Wednesday, July 1, 2015

Straw Dogs of Europe

Greece is screwed.

I know that must sound like the easiest summation of current events but it really gets to the heart of the matter much more than any wrangling over debt and pensions and whatever else. By the end of the summer, Greece will either have surrendered its democracy to the ECB's glorified money laundering scheme, or they'll be in the orbit of the Kremlin. That's as lose-lose as it gets.

Others are saying just how much this is about power rather than fiscal policy: "almost none of the huge amount of money loaned to Greece has actually gone there... Greece has gotten but a pittance, but it has paid a high price to preserve [French and German] banking systems." But that's been clear to anyone willing to look for years now. It was inevitable that the ECB, IMF, and European Commission would keep pushing the Greek government on the unpopular - and perpetually failing - austerity measures that lead to Syriza sweeping the Samaras government out earlier this year.

What happens next has gotten much less attention. A bunch of think pieces here and there about a "Grexit" which all the Very Serious People agree would be much worse for Greece than just biting the pillow and accepting the Eurozone's terms. But very little talk about the biggest player waiting in the wings: Russia.

All the reporting on the manufactured Greek "crisis" has ignored anything outside the immediate Euro-American context. Western economists and pundits have ameliorated their fears of Greece leaving the Eurozone with the assumption that Syriza won't go that far due to the pain Greece would suffer from the resulting hyperinflation and lack of foreign investment - and the Greek economy is but a house of tourist dollars and euros. Except they never factored Russia into the equation as a potential trade partner for post-Eurozone Greece, something Putin obliquely proposed just recently.

Let's backtrack to some earlier European history. Following World War II, the US and UK worked to jump start the shattered economies of Western Europe while Stalin consolidated his control over the East. Tito and his Yugoslav partisans proved particularly problematic because Tito didn't much care for the Soviet model and had earned himself tremendous popularity by fighting Nazi occupation. While the rest of the Eastern Bloc sat out the Marshal Plan, Tito brokered his own deal with the US for millions of dollars gifted to Yugoslavia - not because the US was all that excited about Serbo-Croat self-determination but because it served a strategic role in the burgeoning Cold War.

Seventy years later and the same could very well play out again, this time with Russia adopting Greece as a jab at NATO and sanctions. Greece needs friends in the international community and Russia is already outside the "respectable" sphere of Euro-American power, so this would be a natural alliance.
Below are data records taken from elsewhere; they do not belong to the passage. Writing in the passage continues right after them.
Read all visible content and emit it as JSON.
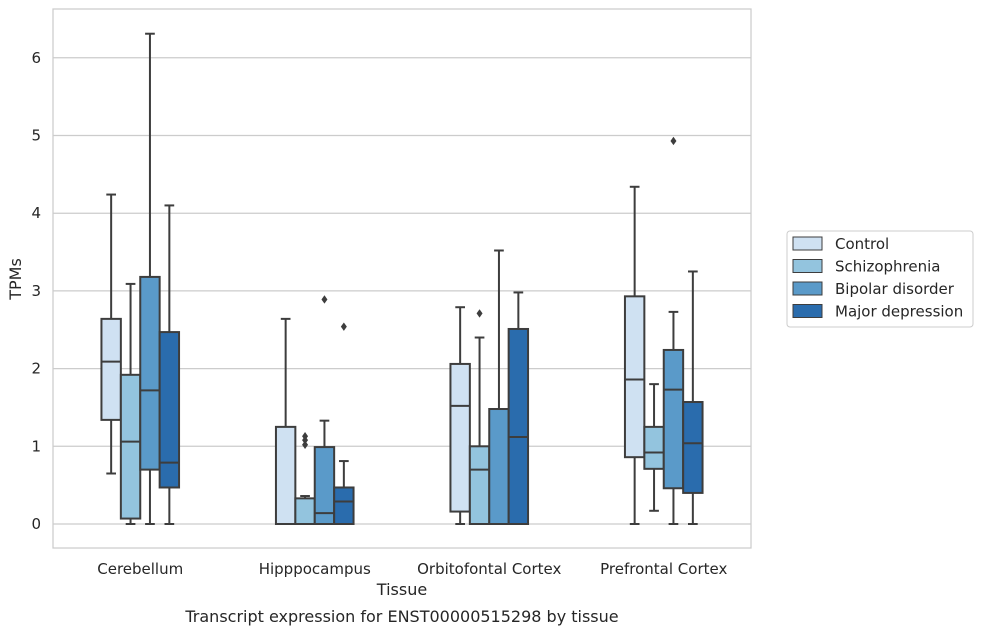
{
  "caption": "Transcript expression for ENST00000515298 by tissue",
  "chart_data": {
    "type": "boxplot",
    "xlabel": "Tissue",
    "ylabel": "TPMs",
    "ylim": [
      -0.3,
      6.65
    ],
    "yticks": [
      0,
      1,
      2,
      3,
      4,
      5,
      6
    ],
    "categories": [
      "Cerebellum",
      "Hipppocampus",
      "Orbitofontal Cortex",
      "Prefrontal Cortex"
    ],
    "grid": "horizontal",
    "legend_position": "right",
    "series": [
      {
        "name": "Control",
        "color": "#cfe1f2",
        "boxes": [
          {
            "whislo": 0.65,
            "q1": 1.34,
            "med": 2.09,
            "q3": 2.64,
            "whishi": 4.24,
            "fliers": []
          },
          {
            "whislo": 0.0,
            "q1": 0.0,
            "med": 0.0,
            "q3": 1.25,
            "whishi": 2.64,
            "fliers": []
          },
          {
            "whislo": 0.0,
            "q1": 0.16,
            "med": 1.52,
            "q3": 2.06,
            "whishi": 2.79,
            "fliers": []
          },
          {
            "whislo": 0.0,
            "q1": 0.86,
            "med": 1.86,
            "q3": 2.93,
            "whishi": 4.34,
            "fliers": []
          }
        ]
      },
      {
        "name": "Schizophrenia",
        "color": "#93c4de",
        "boxes": [
          {
            "whislo": 0.0,
            "q1": 0.07,
            "med": 1.06,
            "q3": 1.92,
            "whishi": 3.09,
            "fliers": []
          },
          {
            "whislo": 0.0,
            "q1": 0.0,
            "med": 0.0,
            "q3": 0.33,
            "whishi": 0.36,
            "fliers": [
              1.02,
              1.08,
              1.13
            ]
          },
          {
            "whislo": 0.0,
            "q1": 0.0,
            "med": 0.7,
            "q3": 1.0,
            "whishi": 2.4,
            "fliers": [
              2.71
            ]
          },
          {
            "whislo": 0.17,
            "q1": 0.71,
            "med": 0.92,
            "q3": 1.25,
            "whishi": 1.8,
            "fliers": []
          }
        ]
      },
      {
        "name": "Bipolar disorder",
        "color": "#5a9ac9",
        "boxes": [
          {
            "whislo": 0.0,
            "q1": 0.7,
            "med": 1.72,
            "q3": 3.18,
            "whishi": 6.31,
            "fliers": []
          },
          {
            "whislo": 0.0,
            "q1": 0.0,
            "med": 0.14,
            "q3": 0.99,
            "whishi": 1.33,
            "fliers": [
              2.89
            ]
          },
          {
            "whislo": 0.0,
            "q1": 0.0,
            "med": 0.0,
            "q3": 1.48,
            "whishi": 3.52,
            "fliers": []
          },
          {
            "whislo": 0.0,
            "q1": 0.46,
            "med": 1.73,
            "q3": 2.24,
            "whishi": 2.73,
            "fliers": [
              4.93
            ]
          }
        ]
      },
      {
        "name": "Major depression",
        "color": "#2a6cad",
        "boxes": [
          {
            "whislo": 0.0,
            "q1": 0.47,
            "med": 0.79,
            "q3": 2.47,
            "whishi": 4.1,
            "fliers": []
          },
          {
            "whislo": 0.0,
            "q1": 0.0,
            "med": 0.29,
            "q3": 0.47,
            "whishi": 0.81,
            "fliers": [
              2.54
            ]
          },
          {
            "whislo": 0.0,
            "q1": 0.0,
            "med": 1.12,
            "q3": 2.51,
            "whishi": 2.98,
            "fliers": []
          },
          {
            "whislo": 0.0,
            "q1": 0.4,
            "med": 1.04,
            "q3": 1.57,
            "whishi": 3.25,
            "fliers": []
          }
        ]
      }
    ]
  }
}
Some Greeks might even get a kick out of sticking it to the some priggish Brits and Yankees who helped extirpate their own heroic partisans at the same time Washington was cozying up to their socialist neighbors up north.

Except it's Russia. Being their ally has historically been about as healthy as being an enemy of Rome. Putin's territorial ambitions rival those of Stalin, he's just much more shrewd in his methods - the Siloviki can now holiday in Crimea like they did in the Brezhnev era, but you won't see any VDV parachuting into Ukraine no matter what the hysterical neocons say. Putin arguably believes in the Eurasianism he espouses - at least more than Stalin believed in Marxism - but like ol' Koba is determined that Russia be the "first among equals." Greece won't get Sovietized like the Poles or Czechs in 1950, but they'd still be a client state, beholden to the whims of the Kremlin as much as they're now beholden to French and German bankers.

But what options does Greece really have? The austerity imposed by the ECB broke the last government and the people in Syriza are smart enough to understand that buckling will cost them the next election. More importantly, the austerity still demanded by the Eurozone is simply untenable given the current Greek economy. A lawyer in Athens makes less these days than a dishwasher in Baltimore while university students dream of being moderately successful farmers. Talk to any Greek and they'll point to a feeling of hopelessness throughout the country, among all professions and classes. If one Great Power is threatening you with insolvency and a crushed economy, why not sign on with the other Great Power even if only out of spite?

That's the ugly reality of the Eurozone's failed love affair with austerity. At best they've broken one of their own members and kneecapped the periphery market Germany's much-vaunted economy desperately needs to maintain its own profits. At worst, they're pushing more of Europe into Russia's orbit. For Greece, it's two sides of the same bad future.